Senate Bill 218 could limit the amount of weed in the state by giving the Oregon Liquor Control Commission the right to deny folks production licenses if too much of the stuff is being grown.

Senate Bill 365, on the other hand, would bar cities and counties from imposing system development charges on projects related to the production, processing or retailing of marijuana.

The measures would intrude on the marijuana market in ways that state law applies to little else.

As one example, while both state and federal governments require would-be brewers to obtain permits or licenses, neither decides whether your new brewery will be the last one in the door.
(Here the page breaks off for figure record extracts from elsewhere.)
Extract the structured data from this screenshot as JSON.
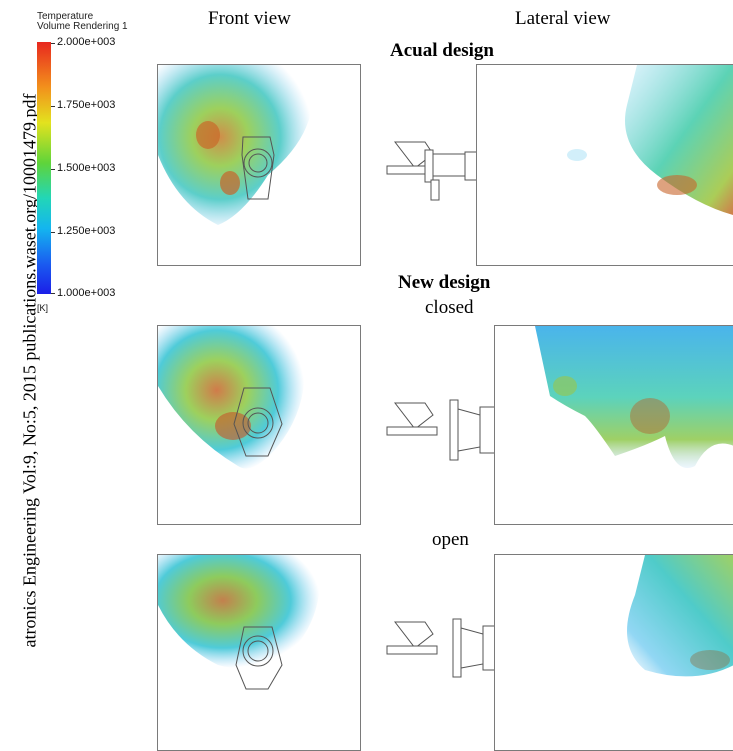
{
  "side_text": "atronics Engineering Vol:9, No:5, 2015 publications.waset.org/10001479.pdf",
  "legend": {
    "title": "Temperature",
    "subtitle": "Volume Rendering 1",
    "ticks": [
      "2.000e+003",
      "1.750e+003",
      "1.500e+003",
      "1.250e+003",
      "1.000e+003"
    ],
    "unit": "[K]"
  },
  "columns": {
    "front": "Front view",
    "lateral": "Lateral view"
  },
  "rows": {
    "actual": "Acual design",
    "new": "New design",
    "closed": "closed",
    "open": "open"
  }
}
Permits and licenses in hand, you have the right to brew your beer even if the state is swimming in the stuff.

To be sure, there is a glut of marijuana these days, and Oregon has a stake in seeing that what’s grown here stays here. One could make the case, however, that trying to control the market by controlling the supply is a sure way to drive some growers underground.

As for system development charges, cities, park districts and counties don’t generally waive the fees. Bend did give builders more time to pay the fees during the depths of the Great Recession, however. Nor does Bend charge system development charges on affordable housing, and it has, at least temporarily, lowered some of them on day care facilities in an effort to encourage their growth.

Marijuana businesses, like other businesses and homeowners in the area, should pay system development changes when new development occurs. Just as the state shouldn’t try to control how much marijuana is grown, it also shouldn’t give marijuana business owners a break not available to other Oregonians.